Fahima thought that she had never seen a man move with such grace and determination as the big American. He radiated animal ferocity and strength worthy of a son of the desert.

She had watched as he pulled the door recklessly open.

Now she saw the sentry spin around, reaching for a side arm.

She saw the American warrior grab the sentry around the throat with his forearm before the guard could complete his turn.

A quick snap punch to the temple with a raised pistol and the man slumped to the floor, his skull cracked. She saw blood dribble from one ear.

The big man led the way out of the room, stepping across the corpse that blocked the doorway.

Like a son of the desert, she thought again.

Bolan heard movement from around a corner in the hallway. He motioned a halt.

Fahima and Bushir froze in their tracks. It was too late for any of them to backtrack now.

Three men came around the corner. They were heavyset black men in African military uniforms.

Bolan could not identify their political origin in the instant that eyeball recognition was made on both sides.

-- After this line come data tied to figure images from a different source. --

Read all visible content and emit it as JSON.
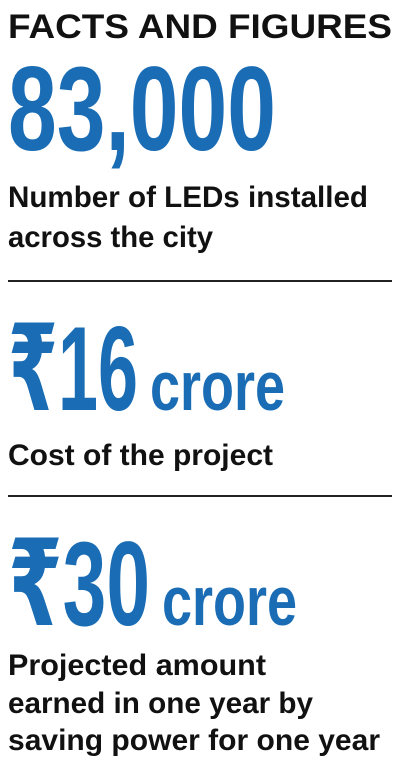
{
  "header": {
    "title": "FACTS AND FIGURES"
  },
  "facts": [
    {
      "figure": "83,000",
      "caption": [
        "Number of LEDs installed",
        "across the city"
      ]
    },
    {
      "figure": "₹16",
      "unit": "crore",
      "caption": [
        "Cost of the project"
      ]
    },
    {
      "figure": "₹30",
      "unit": "crore",
      "caption": [
        "Projected amount",
        "earned in one year by",
        "saving power for one year"
      ]
    }
  ]
}
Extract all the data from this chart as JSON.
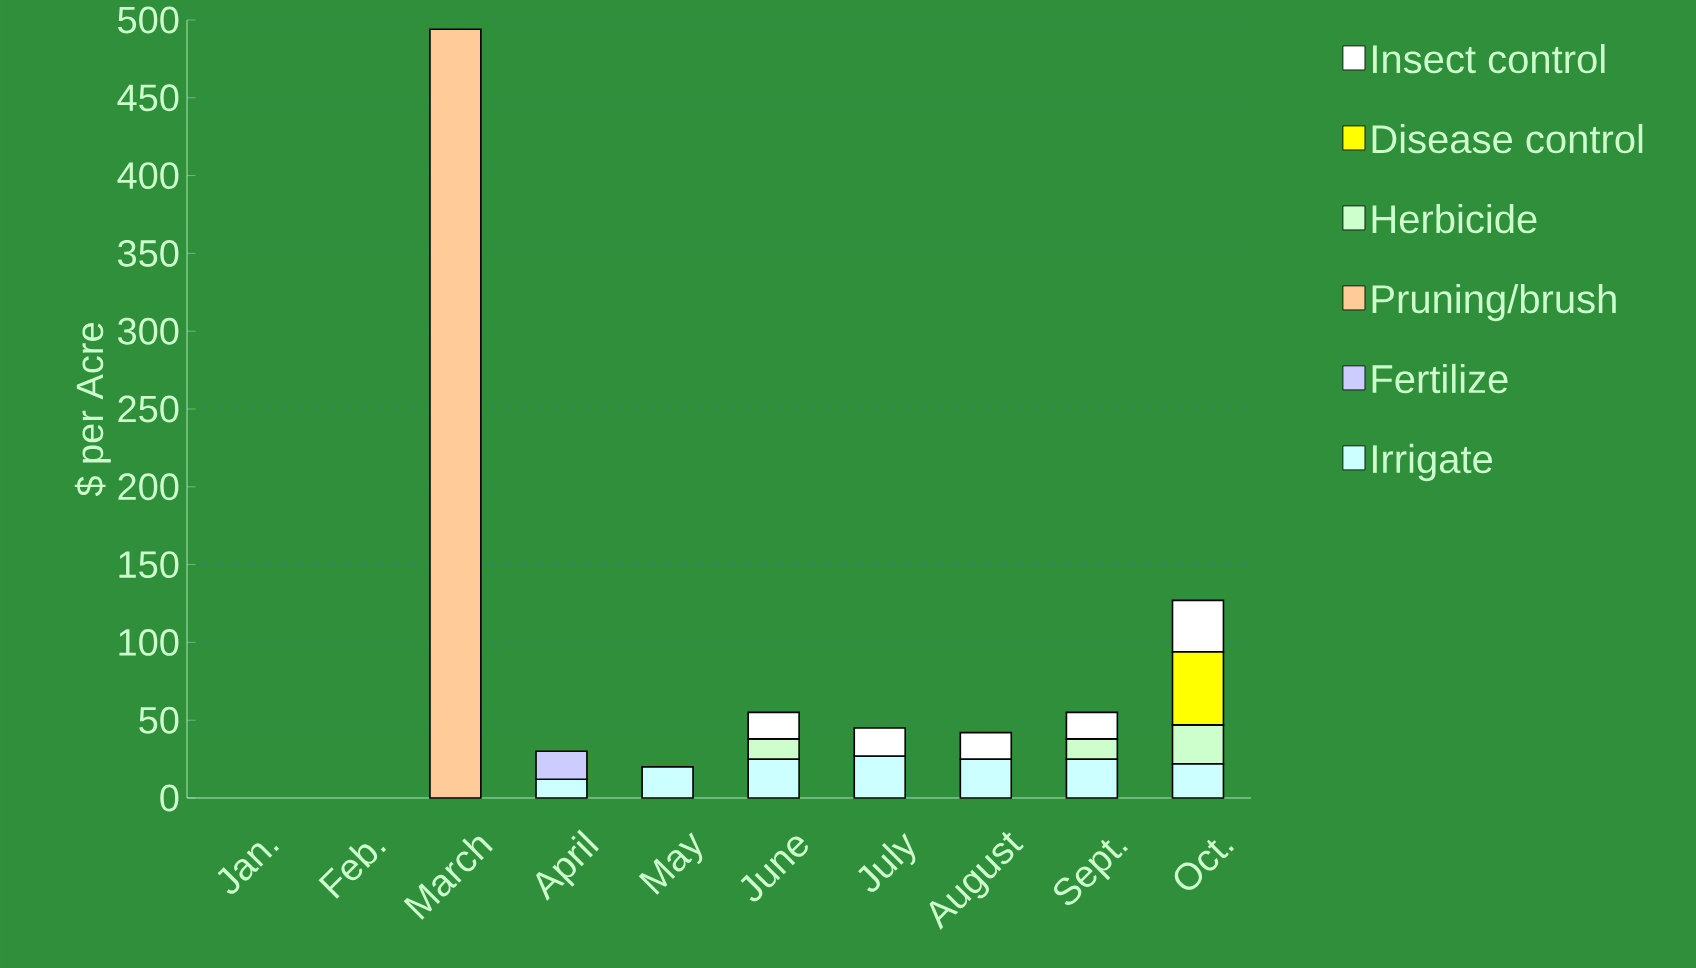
{
  "chart_data": {
    "type": "bar",
    "stacked": true,
    "ylabel": "$ per Acre",
    "categories": [
      "Jan.",
      "Feb.",
      "March",
      "April",
      "May",
      "June",
      "July",
      "August",
      "Sept.",
      "Oct."
    ],
    "series": [
      {
        "name": "Irrigate",
        "color": "#ccffff",
        "values": [
          null,
          null,
          null,
          12,
          20,
          25,
          27,
          25,
          25,
          22
        ]
      },
      {
        "name": "Fertilize",
        "color": "#ccccff",
        "values": [
          null,
          null,
          null,
          18,
          null,
          null,
          null,
          null,
          null,
          null
        ]
      },
      {
        "name": "Pruning/brush",
        "color": "#ffcc99",
        "values": [
          null,
          null,
          494,
          null,
          null,
          null,
          null,
          null,
          null,
          null
        ]
      },
      {
        "name": "Herbicide",
        "color": "#ccffcc",
        "values": [
          null,
          null,
          null,
          null,
          null,
          13,
          null,
          null,
          13,
          25
        ]
      },
      {
        "name": "Disease control",
        "color": "#ffff00",
        "values": [
          null,
          null,
          null,
          null,
          null,
          null,
          null,
          null,
          null,
          47
        ]
      },
      {
        "name": "Insect control",
        "color": "#ffffff",
        "values": [
          null,
          null,
          null,
          null,
          null,
          17,
          18,
          17,
          17,
          33
        ]
      }
    ],
    "ylim": [
      0,
      500
    ],
    "yticks": [
      0,
      50,
      100,
      150,
      200,
      250,
      300,
      350,
      400,
      450,
      500
    ],
    "grid": "y",
    "legend": "right"
  }
}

The three Africans toted AK-47s by slung shoulder straps. The troopers had evidently been headed toward the room where the father and daughter had been held. There was purpose in their marching stride.

When they saw Bolan and the others, the three of them registered identical surprise. They fell away from each other and fought to sling their weapons around in a race for survival. The movements provoked grunts, a curse.

The pistol in Bolan's fist chugged a death cough. Hot millimeters of parabellum lead lanced through space.